Верьте в чудеса — страница 1 из 16

Михайловна НадеждаВЕРЬТЕ В ЧУДЕСА

Всю предновогоднюю неделю была оттепель, снег стал рыхлым, казалось, не идешь, а месишь под ногами какую-то непонятную кашу. Тридцатого же все поменялось, пошел дождь, который, достигая земли, мгновенно застывал, покрывая все коркой льда, и город стал сплошным ледяным катком. Ехать с работы на машине не представлялось возможным, и Елена, едва передвигая ногами, потихоньку шла к остановке, ругая себя последними словами, что задержалась на работе.

Не то чтобы она ждала покупателей, нет, возникшая как всегда идея зазудела в кончиках пальцев и, увлёкшись реставрацией старинной вазы, найденной ею, можно сказать, на помойке, пропустила момент, когда можно было успеть уйти до такой гадской напасти.

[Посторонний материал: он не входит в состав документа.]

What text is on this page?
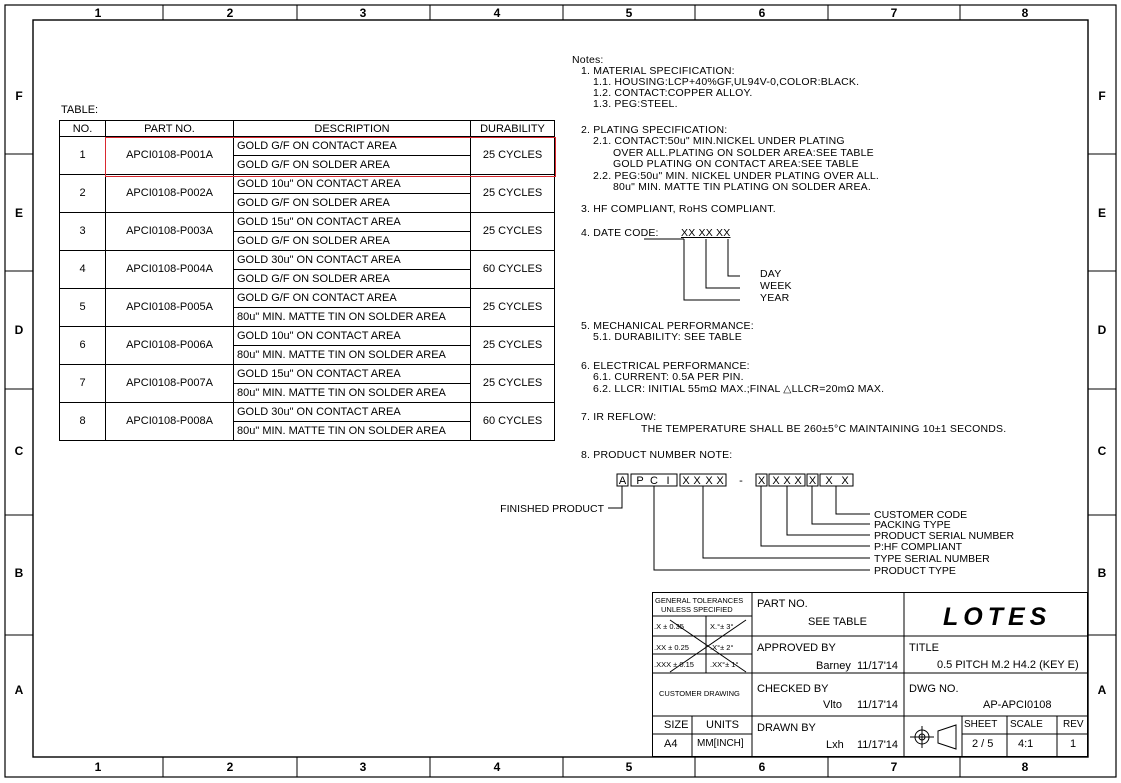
1	2	3	4	5	6	7	8
1	2	3	4	5	6	7	8
F
E
D
C
B
A
F
E
D
C
B
A
TABLE:
NO.	PART NO.	DESCRIPTION	DURABILITY
1	APCI0108-P001A	GOLD G/F ON CONTACT AREA	25 CYCLES
		GOLD G/F ON SOLDER AREA	
2	APCI0108-P002A	GOLD 10u" ON CONTACT AREA	25 CYCLES
		GOLD G/F ON SOLDER AREA	
3	APCI0108-P003A	GOLD 15u" ON CONTACT AREA	25 CYCLES
		GOLD G/F ON SOLDER AREA	
4	APCI0108-P004A	GOLD 30u" ON CONTACT AREA	60 CYCLES
		GOLD G/F ON SOLDER AREA	
5	APCI0108-P005A	GOLD G/F ON CONTACT AREA	25 CYCLES
		80u" MIN. MATTE TIN ON SOLDER AREA	
6	APCI0108-P006A	GOLD 10u" ON CONTACT AREA	25 CYCLES
		80u" MIN. MATTE TIN ON SOLDER AREA	
7	APCI0108-P007A	GOLD 15u" ON CONTACT AREA	25 CYCLES
		80u" MIN. MATTE TIN ON SOLDER AREA	
8	APCI0108-P008A	GOLD 30u" ON CONTACT AREA	60 CYCLES
		80u" MIN. MATTE TIN ON SOLDER AREA	
Notes:
1. MATERIAL SPECIFICATION:
1.1. HOUSING:LCP+40%GF,UL94V-0,COLOR:BLACK.
1.2. CONTACT:COPPER ALLOY.
1.3. PEG:STEEL.
2. PLATING SPECIFICATION:
2.1. CONTACT:50u" MIN.NICKEL UNDER PLATING
OVER ALL.PLATING ON SOLDER AREA:SEE TABLE
GOLD PLATING ON CONTACT AREA:SEE TABLE
2.2. PEG:50u" MIN. NICKEL UNDER PLATING OVER ALL.
80u" MIN. MATTE TIN PLATING ON SOLDER AREA.
3. HF COMPLIANT, RoHS COMPLIANT.
4. DATE CODE: XX XX XX
DAY
WEEK
YEAR
5. MECHANICAL PERFORMANCE:
5.1. DURABILITY: SEE TABLE
6. ELECTRICAL PERFORMANCE:
6.1. CURRENT: 0.5A PER PIN.
6.2. LLCR: INITIAL 55mΩ MAX.;FINAL △LLCR=20mΩ MAX.
7. IR REFLOW:
THE TEMPERATURE SHALL BE 260±5°C MAINTAINING 10±1 SECONDS.
8. PRODUCT NUMBER NOTE:
A P C I X X X X - X X X X X X X
FINISHED PRODUCT	CUSTOMER CODE
PACKING TYPE
PRODUCT SERIAL NUMBER
P:HF COMPLIANT
TYPE SERIAL NUMBER
PRODUCT TYPE
GENERAL TOLERANCES
UNLESS SPECIFIED
.X ± 0.35	X.°± 3°
.XX ± 0.25	.X°± 2°
.XXX ± 0.15 .XX°± 1°
CUSTOMER DRAWING
SIZE
A4
UNITS
MM[INCH]
PART NO.
SEE TABLE
APPROVED BY
Barney 11/17'14
CHECKED BY
Vlto 11/17'14
DRAWN BY
Lxh 11/17'14
LOTES
TITLE
0.5 PITCH M.2 H4.2 (KEY E)
DWG NO.
AP-APCI0108
SHEET
2 / 5
SCALE
4:1
REV
1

Елена не была настоящим реставратором, скорее, у неё открылся талант в непривычном для себя деле — так называемом стиле «хенд мейд».

Начала от безысходности, когда опустились совсем руки и стал не мил белый свет, если бы не Катька-дочка, наверное и жить не смогла. Катька и притащила какие-то интересные бутылки, одну выпуклую, как бочонок, другую длинногорлую, и несколько дней нудила:

— Мамочкин, ну попробуй нарисовать чего-нибудь на них, ты ж рисуешь неплохо, это я только каляки-маляки. Мамочкин, ведь опять кол принесу, сама же станешь ругаться!

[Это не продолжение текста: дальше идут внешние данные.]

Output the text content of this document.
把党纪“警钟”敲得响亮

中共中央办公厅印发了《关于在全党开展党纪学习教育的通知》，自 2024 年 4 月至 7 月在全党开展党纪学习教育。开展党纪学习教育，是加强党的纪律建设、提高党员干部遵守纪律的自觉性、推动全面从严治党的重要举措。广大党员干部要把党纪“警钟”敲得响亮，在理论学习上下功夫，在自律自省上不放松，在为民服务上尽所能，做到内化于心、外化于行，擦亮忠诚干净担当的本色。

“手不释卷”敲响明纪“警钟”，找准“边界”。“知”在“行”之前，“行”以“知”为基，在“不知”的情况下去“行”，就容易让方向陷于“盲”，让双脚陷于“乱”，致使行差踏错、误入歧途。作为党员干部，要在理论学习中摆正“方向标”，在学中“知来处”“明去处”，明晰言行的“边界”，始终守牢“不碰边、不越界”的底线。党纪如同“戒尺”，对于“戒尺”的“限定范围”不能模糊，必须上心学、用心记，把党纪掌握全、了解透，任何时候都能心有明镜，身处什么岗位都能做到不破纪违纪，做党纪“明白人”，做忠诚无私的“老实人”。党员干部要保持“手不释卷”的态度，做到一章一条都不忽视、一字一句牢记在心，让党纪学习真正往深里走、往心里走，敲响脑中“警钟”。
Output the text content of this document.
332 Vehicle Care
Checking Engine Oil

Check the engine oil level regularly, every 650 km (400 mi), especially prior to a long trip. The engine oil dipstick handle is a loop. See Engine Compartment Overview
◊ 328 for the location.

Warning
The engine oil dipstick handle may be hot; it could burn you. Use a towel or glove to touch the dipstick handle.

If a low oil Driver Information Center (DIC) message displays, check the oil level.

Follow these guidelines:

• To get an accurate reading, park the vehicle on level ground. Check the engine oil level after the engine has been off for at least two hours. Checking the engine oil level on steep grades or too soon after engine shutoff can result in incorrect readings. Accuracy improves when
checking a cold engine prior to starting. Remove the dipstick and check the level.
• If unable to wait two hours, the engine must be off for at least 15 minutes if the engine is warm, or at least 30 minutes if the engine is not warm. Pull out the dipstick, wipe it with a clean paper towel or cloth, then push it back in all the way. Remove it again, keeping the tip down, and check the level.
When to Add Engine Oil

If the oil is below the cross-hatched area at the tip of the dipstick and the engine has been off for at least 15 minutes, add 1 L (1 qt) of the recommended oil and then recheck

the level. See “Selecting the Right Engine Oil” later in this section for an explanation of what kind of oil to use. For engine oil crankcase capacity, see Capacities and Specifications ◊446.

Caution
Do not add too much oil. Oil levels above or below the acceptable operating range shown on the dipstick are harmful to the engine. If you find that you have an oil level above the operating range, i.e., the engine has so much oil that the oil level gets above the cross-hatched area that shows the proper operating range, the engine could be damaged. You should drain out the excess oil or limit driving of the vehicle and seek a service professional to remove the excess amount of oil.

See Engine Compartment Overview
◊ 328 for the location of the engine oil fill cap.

— Отстань! — вяло отмахивалась Лена. — Не до этого мне!

— А до чего?! — взорвалась дочка. — Если вы с отцом два придурка, мне что, из дому сбегать?

Ребенок изо всех сил хлопнул дверью и убежал к себе, минуту спустя послышались тяжкие рыдания, и Лену как кто кольнул под сердце:

— Дура!!! Там же дочка твоя, ей-то тяжелее всех!

Заскочила в комнату, подсела к рыдающей Катьке, обняла, стала успокаивающе гладить по волосам.

— Доченька, прости меня, я что-то слишком расклеилась, себя жалеючи, прости, маленькая!!

Катька сквозь слёзы бормотала:

— Идиоты вы, ненормальные, один дурак вляпался, вторая в слезах утонула, думаешь, я не вижу, что у тебя глаза все время красные? Домой идти не хочется!

Лена испугалась:

— Кать, прости меня, я постараюсь тебя не волновать!

— Пойдем, шарлотку быстренько сделаем и чайку, а, мам?

Уже уплетая второй кусок шарлотки, Катька, едва прожевав, опять завела разговор про бутылки.

— Мам, сделаешь, а?

— Завтра, Кать, с утра пошарю в инете, посмотрю, что к чему.

Проводила дочку в школу, полазила, посмотрела, поехала покупать краски, лаки, клей, кисточки, бечевку и все такое прочее.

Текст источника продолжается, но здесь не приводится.